С понедельника в Прагу вернулась вся жизнь разом.
Как в сказке про спящую красавицу, то место, которое после поцелуя.
Ожили рестораны и магазины, и вино в бокалах на летних террасах, и розовые каштаны цветут, и солнечные блики, и тонкие бретельки на голых плечах.
Воздух густо пахнет черемухой и сиренью.
Все практически как до карантина, но только с висящим в воздухе лихорадочным возбуждением.
Жадно хочется всего.
Надо успевать, терпеть невозможно, страшно, что сегодня или завтра все опять закончится.
Хочется одновременно в бар и на концерт, и купить отчаянно дорогую сумку, кисточки, лампочки, бумагу для акварели – вдруг завтра опять будет нельзя.
Хочется влюбиться сейчас, в эти времена, зная, что не будет других, что завтра может не быть и этих.
И влюбляешься во что-то, в этот город, в эту сирень, в этот свет, в полуголого пьяницу, спящего на газоне, в усталую молодую мать с коляской, в куст, мелко цветущий белыми цветами.
Так сладко. Бездумно.
– Давай, – говорю я Никите, – заведем полиаморию, будем ходить на свидания, чтобы сердце замирало от прикосновений к кончикам чужих пальцев. И ты полетишь с любовницей в Питер, а я с любовником на Ямайку, будем звонить друг другу по скайпу и делиться впечатлениями.
– Давай наоборот, – радостно говорит Никита, – я с любовником на Ямайку, а ты с любовницей в Питер.
– Да, милый. И ребенка. Заведем ребенка, приемного малыша из Кении. О, шоколад и ваниль.
– Ты знаешь, – говорю я, – как называется вот это наше состояние? Постковидный ренессанс.
Восторг выживших, то чувство, что испытывали люди после войны, после великой депрессии и голода, не нужно ему верить, это всего лишь опиоиды, аминокислоты, плавающие в нашей крови, крохотные обманщики.
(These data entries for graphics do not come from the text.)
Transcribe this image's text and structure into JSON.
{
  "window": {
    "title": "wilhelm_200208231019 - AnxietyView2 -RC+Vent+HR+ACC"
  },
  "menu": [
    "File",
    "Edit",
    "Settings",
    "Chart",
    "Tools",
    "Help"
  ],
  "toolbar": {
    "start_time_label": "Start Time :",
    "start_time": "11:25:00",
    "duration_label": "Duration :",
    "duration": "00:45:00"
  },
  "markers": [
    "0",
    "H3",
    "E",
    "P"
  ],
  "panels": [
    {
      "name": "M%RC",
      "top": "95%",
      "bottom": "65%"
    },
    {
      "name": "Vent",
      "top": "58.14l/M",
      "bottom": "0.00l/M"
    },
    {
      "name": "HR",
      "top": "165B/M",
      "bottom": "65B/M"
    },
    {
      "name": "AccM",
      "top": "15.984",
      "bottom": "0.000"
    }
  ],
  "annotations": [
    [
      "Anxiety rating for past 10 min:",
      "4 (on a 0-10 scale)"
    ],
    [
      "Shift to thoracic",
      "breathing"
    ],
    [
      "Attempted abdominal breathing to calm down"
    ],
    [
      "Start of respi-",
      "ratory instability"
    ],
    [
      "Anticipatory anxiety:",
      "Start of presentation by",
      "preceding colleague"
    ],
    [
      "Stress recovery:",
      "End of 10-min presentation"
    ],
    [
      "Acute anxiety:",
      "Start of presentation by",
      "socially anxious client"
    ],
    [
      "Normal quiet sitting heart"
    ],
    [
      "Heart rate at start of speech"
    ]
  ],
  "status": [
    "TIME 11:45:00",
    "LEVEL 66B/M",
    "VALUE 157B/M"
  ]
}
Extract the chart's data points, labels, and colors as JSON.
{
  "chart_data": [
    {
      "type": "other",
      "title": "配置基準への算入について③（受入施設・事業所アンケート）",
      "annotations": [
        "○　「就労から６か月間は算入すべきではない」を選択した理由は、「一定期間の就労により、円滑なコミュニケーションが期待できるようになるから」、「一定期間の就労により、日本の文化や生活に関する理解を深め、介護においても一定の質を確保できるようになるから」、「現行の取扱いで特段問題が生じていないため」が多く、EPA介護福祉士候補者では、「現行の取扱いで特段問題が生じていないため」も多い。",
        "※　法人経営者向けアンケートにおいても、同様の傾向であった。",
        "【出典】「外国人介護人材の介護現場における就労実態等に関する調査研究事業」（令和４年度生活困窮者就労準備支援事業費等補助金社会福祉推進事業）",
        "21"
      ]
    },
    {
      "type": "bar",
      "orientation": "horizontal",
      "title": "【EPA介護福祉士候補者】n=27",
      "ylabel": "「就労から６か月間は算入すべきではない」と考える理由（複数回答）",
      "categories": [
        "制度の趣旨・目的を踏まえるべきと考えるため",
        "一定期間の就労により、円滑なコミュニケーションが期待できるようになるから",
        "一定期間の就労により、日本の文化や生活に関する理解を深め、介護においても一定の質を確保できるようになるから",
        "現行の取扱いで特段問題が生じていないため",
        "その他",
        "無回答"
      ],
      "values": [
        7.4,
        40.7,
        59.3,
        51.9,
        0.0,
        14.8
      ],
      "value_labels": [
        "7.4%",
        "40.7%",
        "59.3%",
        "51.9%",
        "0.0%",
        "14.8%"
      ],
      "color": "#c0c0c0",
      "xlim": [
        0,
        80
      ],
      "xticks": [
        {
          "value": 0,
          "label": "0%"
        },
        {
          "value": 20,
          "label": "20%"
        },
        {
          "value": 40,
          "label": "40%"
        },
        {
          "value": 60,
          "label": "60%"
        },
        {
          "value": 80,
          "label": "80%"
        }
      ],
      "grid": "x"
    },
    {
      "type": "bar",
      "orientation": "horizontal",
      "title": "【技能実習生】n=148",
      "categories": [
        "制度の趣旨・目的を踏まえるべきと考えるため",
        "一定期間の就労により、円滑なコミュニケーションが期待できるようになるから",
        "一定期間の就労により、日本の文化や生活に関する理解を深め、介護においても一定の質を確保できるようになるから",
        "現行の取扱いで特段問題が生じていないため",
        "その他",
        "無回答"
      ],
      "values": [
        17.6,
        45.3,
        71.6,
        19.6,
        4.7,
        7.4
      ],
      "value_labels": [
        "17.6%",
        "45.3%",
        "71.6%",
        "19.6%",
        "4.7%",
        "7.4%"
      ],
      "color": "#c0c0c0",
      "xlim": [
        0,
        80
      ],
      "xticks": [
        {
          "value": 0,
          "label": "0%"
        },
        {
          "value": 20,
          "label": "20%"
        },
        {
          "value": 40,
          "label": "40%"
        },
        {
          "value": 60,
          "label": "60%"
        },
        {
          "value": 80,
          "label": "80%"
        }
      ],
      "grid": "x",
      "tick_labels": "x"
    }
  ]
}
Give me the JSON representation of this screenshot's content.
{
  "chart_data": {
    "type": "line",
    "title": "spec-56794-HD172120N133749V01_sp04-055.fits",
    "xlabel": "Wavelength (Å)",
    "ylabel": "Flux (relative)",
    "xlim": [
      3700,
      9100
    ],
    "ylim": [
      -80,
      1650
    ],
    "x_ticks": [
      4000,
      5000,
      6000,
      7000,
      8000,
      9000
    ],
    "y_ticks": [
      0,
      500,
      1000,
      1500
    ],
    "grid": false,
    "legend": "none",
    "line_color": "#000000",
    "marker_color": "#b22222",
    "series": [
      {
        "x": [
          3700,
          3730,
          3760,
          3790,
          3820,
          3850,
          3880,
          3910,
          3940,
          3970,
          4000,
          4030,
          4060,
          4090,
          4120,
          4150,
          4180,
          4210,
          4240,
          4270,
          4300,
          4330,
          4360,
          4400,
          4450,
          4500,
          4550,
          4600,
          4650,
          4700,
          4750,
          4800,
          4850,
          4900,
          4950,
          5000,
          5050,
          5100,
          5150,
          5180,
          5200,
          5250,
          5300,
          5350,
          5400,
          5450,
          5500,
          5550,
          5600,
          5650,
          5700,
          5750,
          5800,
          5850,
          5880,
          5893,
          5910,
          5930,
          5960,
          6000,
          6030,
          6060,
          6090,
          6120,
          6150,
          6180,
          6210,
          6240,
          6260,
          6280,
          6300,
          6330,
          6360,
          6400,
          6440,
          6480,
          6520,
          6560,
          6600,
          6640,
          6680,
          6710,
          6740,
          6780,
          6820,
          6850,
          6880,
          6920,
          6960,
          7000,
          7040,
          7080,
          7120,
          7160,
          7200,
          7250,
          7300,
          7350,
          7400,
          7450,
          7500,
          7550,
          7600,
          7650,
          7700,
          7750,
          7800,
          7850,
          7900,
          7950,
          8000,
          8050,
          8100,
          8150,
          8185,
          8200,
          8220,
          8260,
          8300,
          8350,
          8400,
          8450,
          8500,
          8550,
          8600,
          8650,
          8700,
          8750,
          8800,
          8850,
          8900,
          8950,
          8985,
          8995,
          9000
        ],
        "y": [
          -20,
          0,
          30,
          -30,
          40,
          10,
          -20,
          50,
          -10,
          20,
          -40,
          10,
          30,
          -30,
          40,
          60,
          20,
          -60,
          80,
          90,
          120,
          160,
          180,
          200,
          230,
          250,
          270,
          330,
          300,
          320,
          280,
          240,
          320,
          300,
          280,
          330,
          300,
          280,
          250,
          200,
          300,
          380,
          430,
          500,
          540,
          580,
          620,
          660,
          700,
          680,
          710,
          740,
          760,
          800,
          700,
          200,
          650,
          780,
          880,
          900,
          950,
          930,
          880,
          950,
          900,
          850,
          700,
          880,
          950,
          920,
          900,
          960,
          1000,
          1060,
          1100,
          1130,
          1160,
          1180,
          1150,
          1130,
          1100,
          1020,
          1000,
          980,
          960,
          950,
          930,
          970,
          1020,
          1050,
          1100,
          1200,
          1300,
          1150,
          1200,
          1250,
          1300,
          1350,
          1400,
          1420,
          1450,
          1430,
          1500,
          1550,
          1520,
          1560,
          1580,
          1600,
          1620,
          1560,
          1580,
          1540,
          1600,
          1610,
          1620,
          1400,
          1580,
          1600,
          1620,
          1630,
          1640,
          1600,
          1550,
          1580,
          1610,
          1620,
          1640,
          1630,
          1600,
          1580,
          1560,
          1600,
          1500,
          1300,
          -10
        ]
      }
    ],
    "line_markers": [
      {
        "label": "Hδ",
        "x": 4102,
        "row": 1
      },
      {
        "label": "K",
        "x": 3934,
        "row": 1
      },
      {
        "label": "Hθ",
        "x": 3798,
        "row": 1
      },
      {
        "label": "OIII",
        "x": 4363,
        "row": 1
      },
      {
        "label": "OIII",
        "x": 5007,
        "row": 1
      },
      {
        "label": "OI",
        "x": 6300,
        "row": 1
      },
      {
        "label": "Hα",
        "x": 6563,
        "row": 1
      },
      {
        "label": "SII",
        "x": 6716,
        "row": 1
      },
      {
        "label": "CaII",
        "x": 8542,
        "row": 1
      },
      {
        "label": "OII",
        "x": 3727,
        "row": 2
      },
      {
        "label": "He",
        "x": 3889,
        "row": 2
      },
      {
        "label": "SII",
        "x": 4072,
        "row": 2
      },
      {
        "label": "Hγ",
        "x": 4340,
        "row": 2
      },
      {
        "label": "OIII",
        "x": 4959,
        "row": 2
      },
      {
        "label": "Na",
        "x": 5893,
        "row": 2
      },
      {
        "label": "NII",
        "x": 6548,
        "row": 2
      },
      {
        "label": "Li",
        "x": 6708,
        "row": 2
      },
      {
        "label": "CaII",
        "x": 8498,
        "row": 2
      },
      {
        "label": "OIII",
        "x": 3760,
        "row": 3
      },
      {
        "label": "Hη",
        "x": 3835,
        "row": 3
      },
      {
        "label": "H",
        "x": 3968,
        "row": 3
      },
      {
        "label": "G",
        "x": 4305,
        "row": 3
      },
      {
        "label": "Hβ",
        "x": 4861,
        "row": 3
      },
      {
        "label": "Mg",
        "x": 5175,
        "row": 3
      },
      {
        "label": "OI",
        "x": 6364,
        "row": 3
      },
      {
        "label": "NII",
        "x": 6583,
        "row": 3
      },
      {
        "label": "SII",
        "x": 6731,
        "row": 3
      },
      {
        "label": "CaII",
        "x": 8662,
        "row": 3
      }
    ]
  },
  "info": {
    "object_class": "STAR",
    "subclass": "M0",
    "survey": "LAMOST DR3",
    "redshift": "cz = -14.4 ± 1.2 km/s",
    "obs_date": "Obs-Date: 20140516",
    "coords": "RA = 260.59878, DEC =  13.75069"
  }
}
– Да, – соглашается Никита, – тогда не будем торопиться с ребенком из Кении.
И вот мы идем, выжившие, и нас останавливает женщина – бабушка – бледная кожа с нежными пигментными пятнами, волосы почти прозрачные, спинка с горбиком:
– Хорошие мои, не поможете ли дойти вон до того дома? А то колено, суставы, а тут в горочку.
– О, разумеется, – щебечем мы, ну просто пионеры, переводящие бабушку через дорогу, и подхватываем ее с двух сторон.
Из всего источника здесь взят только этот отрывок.